Par une décision rendue le 12 décembre 2025, le Conseil d’État a choisi de transmettre au Conseil constitutionnel une Question Prioritaire de Constitutionnalité (QPC) concernant les modalités d’application de la Contribution pour la justice économique (CJE), instituée à titre expérimental par l’article 27 de la loi du 20 novembre 2023.
Cette décision intervient suite à un recours pour excès de pouvoir formé par le Conseil national des barreaux (CNB) et plusieurs ordres d’avocats contre le décret d’application de cette contribution.
Contexte : la contestation de la contribution pour la justice économique
La CJE est une contribution financière que doit verser la partie demanderesse, à peine d’irrecevabilité de sa demande, pour chaque instance introduite devant les nouveaux Tribunaux des activités économiques (TAE, ex-Tribunaux de commerce), dans le cadre d’une expérimentation.
Les organisations d’avocats contestataires soutiennent que les dispositions législatives instituant cette contribution portent atteinte à plusieurs droits et libertés fondamentaux garantis par la Constitution, notamment :
- Le droit à un recours juridictionnel effectif (article 16 de la Déclaration des droits de l’homme et du citoyen – DDHC).
- Le principe d’égalité devant la loi et devant les charges publiques (articles 6 et 13 de la DDHC).
- Le droit de propriété (articles 2 et 17 de la DDHC).
🧐 Le tri opéré par le Conseil d’État sur la QPC
Le Conseil d’État a examiné la demande de QPC selon les critères de l’article 23-5 de l’ordonnance de 1958 : applicabilité au litige, absence de décision antérieure du Conseil constitutionnel sur la disposition, et caractère sérieux ou nouveauté de la question.
1. Rejet concernant l’Article 26 (Tribunaux des activités économiques – TAE)
Le Conseil d’État a jugé que l’article 26 de la loi, qui étend la compétence des tribunaux de commerce renommés en « Tribunaux des activités économiques », n’était pas applicable au litige portant sur l’annulation du décret relatif à la contribution. Par conséquent, il a refusé de renvoyer la question de la constitutionnalité de l’article 26.
2. Rejet partiel concernant l’Article 27 (Contribution)
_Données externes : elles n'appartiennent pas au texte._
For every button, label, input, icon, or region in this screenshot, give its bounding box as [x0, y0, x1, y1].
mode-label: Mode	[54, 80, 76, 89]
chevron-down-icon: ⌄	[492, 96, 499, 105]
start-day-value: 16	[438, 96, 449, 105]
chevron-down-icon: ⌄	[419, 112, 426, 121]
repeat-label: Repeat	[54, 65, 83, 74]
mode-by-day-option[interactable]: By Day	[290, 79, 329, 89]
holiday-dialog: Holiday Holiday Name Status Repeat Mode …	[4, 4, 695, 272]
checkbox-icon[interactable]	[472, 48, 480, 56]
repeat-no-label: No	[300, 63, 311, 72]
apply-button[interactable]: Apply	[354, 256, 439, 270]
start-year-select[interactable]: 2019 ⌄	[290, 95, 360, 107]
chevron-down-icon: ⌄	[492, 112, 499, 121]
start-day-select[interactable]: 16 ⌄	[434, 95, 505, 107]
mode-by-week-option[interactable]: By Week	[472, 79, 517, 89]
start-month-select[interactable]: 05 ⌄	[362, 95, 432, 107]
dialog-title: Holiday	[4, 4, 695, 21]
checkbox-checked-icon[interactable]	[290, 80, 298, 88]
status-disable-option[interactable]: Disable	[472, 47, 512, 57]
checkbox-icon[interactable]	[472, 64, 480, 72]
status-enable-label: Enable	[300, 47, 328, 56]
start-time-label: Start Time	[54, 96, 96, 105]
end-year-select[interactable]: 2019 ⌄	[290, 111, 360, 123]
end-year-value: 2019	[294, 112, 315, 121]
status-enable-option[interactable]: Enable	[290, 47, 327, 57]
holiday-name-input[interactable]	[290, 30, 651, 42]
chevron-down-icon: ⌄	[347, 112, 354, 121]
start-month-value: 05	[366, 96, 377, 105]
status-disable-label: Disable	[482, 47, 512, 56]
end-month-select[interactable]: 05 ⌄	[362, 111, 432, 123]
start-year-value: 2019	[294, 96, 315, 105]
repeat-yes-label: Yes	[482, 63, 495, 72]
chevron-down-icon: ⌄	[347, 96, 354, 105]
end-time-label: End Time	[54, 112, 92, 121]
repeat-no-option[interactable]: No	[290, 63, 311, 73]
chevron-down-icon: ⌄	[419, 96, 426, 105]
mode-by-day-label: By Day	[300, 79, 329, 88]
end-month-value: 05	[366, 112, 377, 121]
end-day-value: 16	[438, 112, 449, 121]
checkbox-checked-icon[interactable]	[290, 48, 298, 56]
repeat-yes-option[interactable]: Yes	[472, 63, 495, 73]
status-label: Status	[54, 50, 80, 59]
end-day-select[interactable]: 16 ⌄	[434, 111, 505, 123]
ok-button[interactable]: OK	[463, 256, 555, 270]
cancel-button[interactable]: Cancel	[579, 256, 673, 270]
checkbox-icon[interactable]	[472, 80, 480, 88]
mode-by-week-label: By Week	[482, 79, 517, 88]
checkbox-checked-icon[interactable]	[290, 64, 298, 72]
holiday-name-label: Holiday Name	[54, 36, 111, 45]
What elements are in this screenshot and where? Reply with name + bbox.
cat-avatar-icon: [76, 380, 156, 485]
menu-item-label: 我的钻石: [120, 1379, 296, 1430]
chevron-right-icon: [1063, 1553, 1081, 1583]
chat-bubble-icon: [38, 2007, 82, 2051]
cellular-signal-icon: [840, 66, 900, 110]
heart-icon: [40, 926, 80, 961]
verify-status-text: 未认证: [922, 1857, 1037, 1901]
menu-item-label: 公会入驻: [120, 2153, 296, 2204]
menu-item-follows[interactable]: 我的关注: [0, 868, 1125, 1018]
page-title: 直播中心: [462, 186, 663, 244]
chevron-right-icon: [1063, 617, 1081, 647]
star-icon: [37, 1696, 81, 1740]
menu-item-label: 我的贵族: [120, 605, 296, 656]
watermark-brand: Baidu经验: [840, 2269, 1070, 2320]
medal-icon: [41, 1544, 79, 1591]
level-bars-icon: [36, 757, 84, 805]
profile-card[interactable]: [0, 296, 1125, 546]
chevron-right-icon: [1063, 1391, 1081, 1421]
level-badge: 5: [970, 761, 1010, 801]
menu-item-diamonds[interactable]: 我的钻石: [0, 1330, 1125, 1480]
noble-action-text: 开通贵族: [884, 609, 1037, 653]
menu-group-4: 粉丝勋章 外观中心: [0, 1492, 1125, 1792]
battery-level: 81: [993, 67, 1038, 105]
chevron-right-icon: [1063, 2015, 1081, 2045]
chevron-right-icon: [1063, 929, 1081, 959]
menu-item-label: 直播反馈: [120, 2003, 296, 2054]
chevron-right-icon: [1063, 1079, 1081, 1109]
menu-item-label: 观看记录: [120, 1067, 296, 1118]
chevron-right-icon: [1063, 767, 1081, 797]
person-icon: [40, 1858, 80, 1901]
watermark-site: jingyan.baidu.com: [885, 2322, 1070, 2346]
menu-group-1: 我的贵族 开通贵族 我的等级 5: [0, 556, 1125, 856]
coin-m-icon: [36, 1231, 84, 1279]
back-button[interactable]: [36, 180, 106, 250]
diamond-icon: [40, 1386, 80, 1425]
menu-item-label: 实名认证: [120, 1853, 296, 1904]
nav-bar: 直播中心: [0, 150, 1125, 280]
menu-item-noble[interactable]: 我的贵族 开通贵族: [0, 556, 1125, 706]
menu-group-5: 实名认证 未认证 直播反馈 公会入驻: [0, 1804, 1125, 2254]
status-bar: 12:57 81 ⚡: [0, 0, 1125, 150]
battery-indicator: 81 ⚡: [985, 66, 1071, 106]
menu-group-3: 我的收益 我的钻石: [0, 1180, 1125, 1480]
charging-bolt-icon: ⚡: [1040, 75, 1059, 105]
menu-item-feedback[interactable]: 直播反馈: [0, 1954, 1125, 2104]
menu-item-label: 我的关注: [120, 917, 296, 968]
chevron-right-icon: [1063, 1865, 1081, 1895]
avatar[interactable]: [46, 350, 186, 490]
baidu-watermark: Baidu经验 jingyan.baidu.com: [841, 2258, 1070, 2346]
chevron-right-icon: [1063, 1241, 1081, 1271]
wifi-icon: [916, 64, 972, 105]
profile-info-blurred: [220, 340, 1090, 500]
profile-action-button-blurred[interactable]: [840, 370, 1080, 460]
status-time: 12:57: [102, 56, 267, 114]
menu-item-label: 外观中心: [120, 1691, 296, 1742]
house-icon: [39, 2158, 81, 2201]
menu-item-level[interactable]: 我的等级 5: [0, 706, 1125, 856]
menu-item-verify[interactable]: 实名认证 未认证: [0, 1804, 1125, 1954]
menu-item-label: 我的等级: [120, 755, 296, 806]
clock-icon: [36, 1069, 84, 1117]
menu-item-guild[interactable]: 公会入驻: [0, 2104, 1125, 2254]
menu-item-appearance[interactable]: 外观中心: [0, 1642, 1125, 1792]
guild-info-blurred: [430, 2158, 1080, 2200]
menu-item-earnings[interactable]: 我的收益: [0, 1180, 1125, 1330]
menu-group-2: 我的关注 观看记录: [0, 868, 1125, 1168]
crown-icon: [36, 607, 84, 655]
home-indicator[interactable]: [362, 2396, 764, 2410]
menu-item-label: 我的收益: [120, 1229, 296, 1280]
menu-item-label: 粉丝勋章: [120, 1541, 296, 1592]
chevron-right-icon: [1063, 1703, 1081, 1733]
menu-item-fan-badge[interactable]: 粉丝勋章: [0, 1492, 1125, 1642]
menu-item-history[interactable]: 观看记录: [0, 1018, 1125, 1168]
Concernant l’article 27, qui institue la CJE, le Conseil d’État a rappelé que le premier alinéa et les trois derniers alinéas (cadre général de l’expérimentation) avaient déjà été déclarés conformes à la Constitution par le Conseil constitutionnel dans sa décision n° 2023-855 DC du 16 novembre 2023.
Le Conseil d’État a estimé que l’allégation d’un détournement des justiciables des tribunaux de commerce en raison de la contribution ne constituait pas un « changement des circonstances » justifiant un nouvel examen par le Conseil constitutionnel.
3. Renvoi au Conseil constitutionnel des modalités d’application
En revanche, le Conseil d’État a jugé que les dispositions des deuxième à dixième alinéas de l’article 27, qui définissent les modalités d’application de la contribution, soulèvent une question présentant un caractère sérieux.
Ces alinéas fixent notamment :
- Le mode de calcul de la contribution (plafonnée à 5% des demandes, max. 100 000 euros).
- Les critères pour fixer le barème (montant des demandes, nature du litige, capacité contributive de la partie demanderesse).
- Les exemptions (procédures collectives, État, personnes physiques et morales de droit privé de moins de 250 salariés).
- L’application des règles relatives aux dépens.
Le Conseil d’État considère que les griefs tirés d’une atteinte au droit au recours effectif, au principe d’égalité devant la loi et au principe d’égalité devant les charges publiques sont suffisamment étayés pour nécessiter l’examen du Conseil constitutionnel. Il est notamment question de savoir si le montant potentiellement élevé de la contribution, même encadré, ne constitue pas un obstacle disproportionné à l’accès au juge.
Conséquences de la décision
Le Conseil d’État, sans se prononcer sur la recevabilité du recours en annulation du décret (point écarté dans le cadre de la QPC), transmet au Conseil constitutionnel la charge d’évaluer la conformité des modalités de la CJE aux droits fondamentaux.
Le Conseil constitutionnel dispose désormais d’un délai de trois mois pour statuer sur cette QPC. Sa décision sera déterminante pour l’avenir de cette expérimentation et pourrait potentiellement entraîner l’abrogation des dispositions législatives contestées si elles sont jugées contraires à la Constitution.
Texte officiel : Conseil d’Etat, décision n° 502001 du 12 décembre 2025.